Sometimes alone becomes a kind of loneliness. But I’m not lonely at all. Or perhaps I am. Sometimes I don’t see the difference. Yet, I have you and I have the Earth. I have the forest and the mountains near me. I see life. It’s part of me … well, it is sort of me. Life is very alone, very lonely, because it’s all there is, isn’t it? You see, there’s nothing else. It’s there, entirely alone and all.
It’s like this for us: you can act like not yourself because of family, society, pressure of needing an income, and so on. But if you can and try and are lucky, you can also seek yourself, find yourself, by being yourself. And you can only be totally yourself when being alone-together.
Within society you’re not alone and you’re not together. You’re split. It’s a paradox. It’s all around you, you’re in it, and still you’re not really feeling part of it. It’s kind of artificial. It’s about culture, norms, habits, rules.
But anyway, this really alone-togetherness is best to be found in Nature, I feel. Honestly, I don’t see any other way. And that’s why I believe I got lucky. Lucky to live here where I live. I need society, for sure, and it’s near, but I’m also so close to Nature being able to being alone and finding, seeing myself and living myself whenever I need it.
And all that together with you. Isn’t that nice? I think it is. It’s wonderful.
It’s wonderful to hike, walk, rest, see the trees, birds, plants, bushes, and mushrooms. Sometimes I stand still and observe just a square meter of the forest. It’s dazzling. So much life that’s going on there; insects, moss, rotting wood, leaves, a worm, a mushroom and other fungi, ants that busy themselves, a seed — this wonderful smell of decay and life together.

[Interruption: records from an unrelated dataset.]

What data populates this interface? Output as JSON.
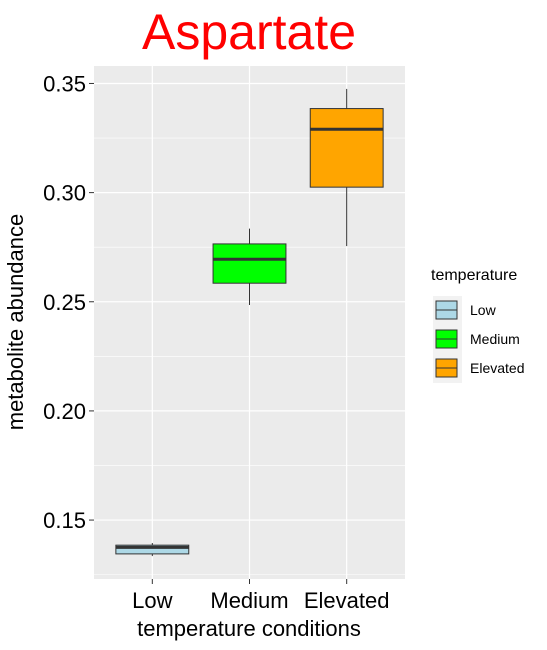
{
  "chart_data": {
    "type": "boxplot",
    "title": "Aspartate",
    "xlabel": "temperature conditions",
    "ylabel": "metabolite abundance",
    "categories": [
      "Low",
      "Medium",
      "Elevated"
    ],
    "ylim": [
      0.123,
      0.358
    ],
    "yticks": [
      0.15,
      0.2,
      0.25,
      0.3,
      0.35
    ],
    "ytick_labels": [
      "0.15",
      "0.20",
      "0.25",
      "0.30",
      "0.35"
    ],
    "grid": true,
    "legend": {
      "title": "temperature",
      "position": "right",
      "entries": [
        "Low",
        "Medium",
        "Elevated"
      ]
    },
    "colors": {
      "title": "#ff0000",
      "panel_bg": "#ebebeb",
      "grid": "#ffffff",
      "fills": [
        "#add8e6",
        "#00ff00",
        "#ffa500"
      ]
    },
    "series": [
      {
        "category": "Low",
        "min": 0.1335,
        "q1": 0.1345,
        "median": 0.1375,
        "q3": 0.1385,
        "max": 0.1395
      },
      {
        "category": "Medium",
        "min": 0.2485,
        "q1": 0.2585,
        "median": 0.2695,
        "q3": 0.2765,
        "max": 0.2835
      },
      {
        "category": "Elevated",
        "min": 0.2755,
        "q1": 0.3025,
        "median": 0.329,
        "q3": 0.3385,
        "max": 0.3475
      }
    ]
  }
}
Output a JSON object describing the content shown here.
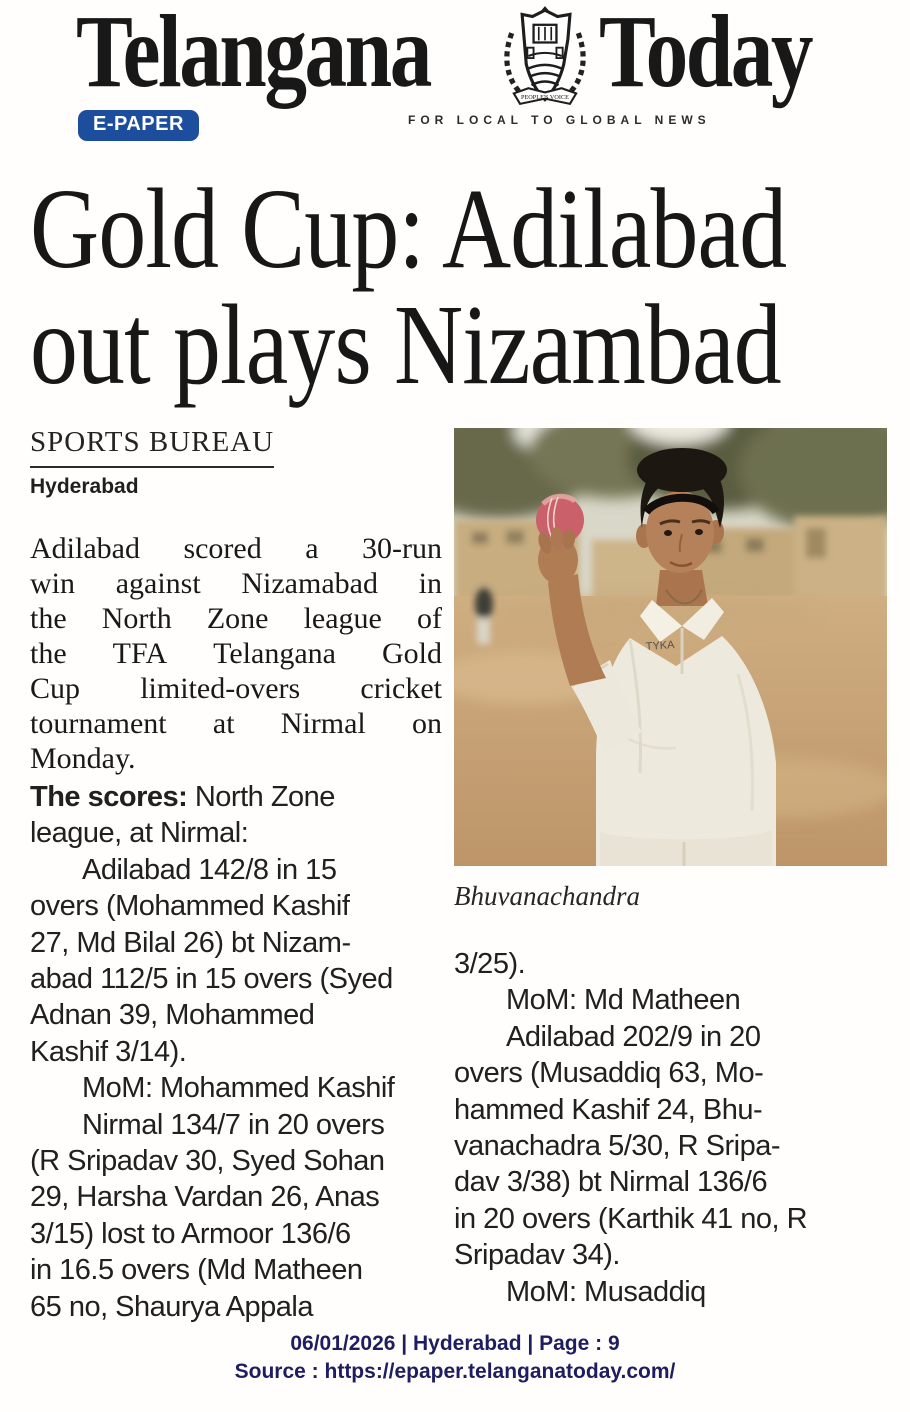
{
  "masthead": {
    "title_left": "Telangana",
    "title_right": "Today",
    "tagline": "FOR LOCAL TO GLOBAL NEWS",
    "epaper_badge": "E-PAPER",
    "badge_color": "#1d4e9e",
    "crest_banner": "PEOPLE'S VOICE"
  },
  "headline": {
    "line1": "Gold Cup: Adilabad",
    "line2": "out plays Nizambad"
  },
  "byline": {
    "bureau": "SPORTS BUREAU",
    "location": "Hyderabad"
  },
  "article": {
    "lead_lines": [
      {
        "t": "Adilabad scored a 30-run",
        "j": true
      },
      {
        "t": "win against Nizamabad in",
        "j": true
      },
      {
        "t": "the North Zone league of",
        "j": true
      },
      {
        "t": "the TFA Telangana Gold",
        "j": true
      },
      {
        "t": "Cup limited-overs cricket",
        "j": true
      },
      {
        "t": "tournament at Nirmal on",
        "j": true
      },
      {
        "t": "Monday.",
        "j": false
      }
    ],
    "left_column_lines": [
      {
        "b": "The scores:",
        "t": " North Zone"
      },
      {
        "t": "league, at Nirmal:"
      },
      {
        "t": "Adilabad 142/8 in 15",
        "ind": true
      },
      {
        "t": "overs (Mohammed Kashif"
      },
      {
        "t": "27, Md Bilal 26) bt Nizam-"
      },
      {
        "t": "abad 112/5 in 15 overs (Syed"
      },
      {
        "t": "Adnan 39, Mohammed"
      },
      {
        "t": "Kashif 3/14)."
      },
      {
        "t": "MoM: Mohammed Kashif",
        "ind": true
      },
      {
        "t": "Nirmal 134/7 in 20 overs",
        "ind": true
      },
      {
        "t": "(R Sripadav 30, Syed Sohan"
      },
      {
        "t": "29, Harsha Vardan 26, Anas"
      },
      {
        "t": "3/15) lost to Armoor 136/6"
      },
      {
        "t": "in 16.5 overs (Md Matheen"
      },
      {
        "t": "65 no, Shaurya Appala"
      }
    ],
    "right_column_lines": [
      {
        "t": "3/25)."
      },
      {
        "t": "MoM: Md Matheen",
        "ind": true
      },
      {
        "t": "Adilabad 202/9 in 20",
        "ind": true
      },
      {
        "t": "overs (Musaddiq 63, Mo-"
      },
      {
        "t": "hammed Kashif 24, Bhu-"
      },
      {
        "t": "vanachadra 5/30, R Sripa-"
      },
      {
        "t": "dav 3/38) bt Nirmal 136/6"
      },
      {
        "t": "in 20 overs (Karthik 41 no, R"
      },
      {
        "t": "Sripadav 34)."
      },
      {
        "t": "MoM: Musaddiq",
        "ind": true
      }
    ]
  },
  "photo": {
    "caption": "Bhuvanachandra",
    "shirt_logo": "TYKA",
    "description": "Young cricketer in white jersey holding up a red cricket ball on a sandy ground"
  },
  "footer": {
    "line1": "06/01/2026 | Hyderabad | Page : 9",
    "line2": "Source : https://epaper.telanganatoday.com/",
    "color": "#1d1d5f"
  }
}
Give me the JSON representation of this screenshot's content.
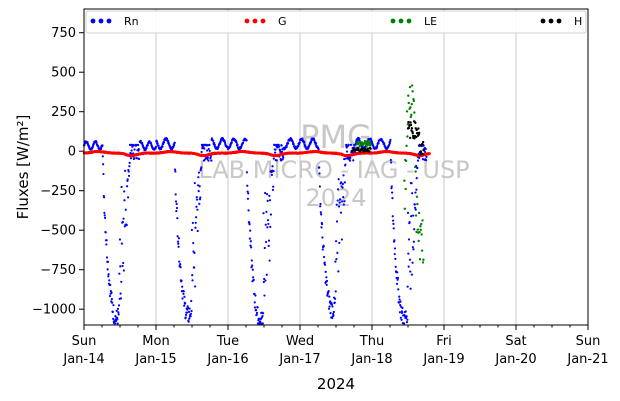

Alone-togetherness is being neither alone nor together. It’s being both, and none of that. It’s actually beyond words, because words tend to separate and distinguish. But walking in the forest and in the mountains make you blend in, there’s no separation, in the end there’s not even awe … you’ve become it. How can you be in awe of what you are yourself? You just are in it. A silent happiness. One that feeds you. Living and breathing it.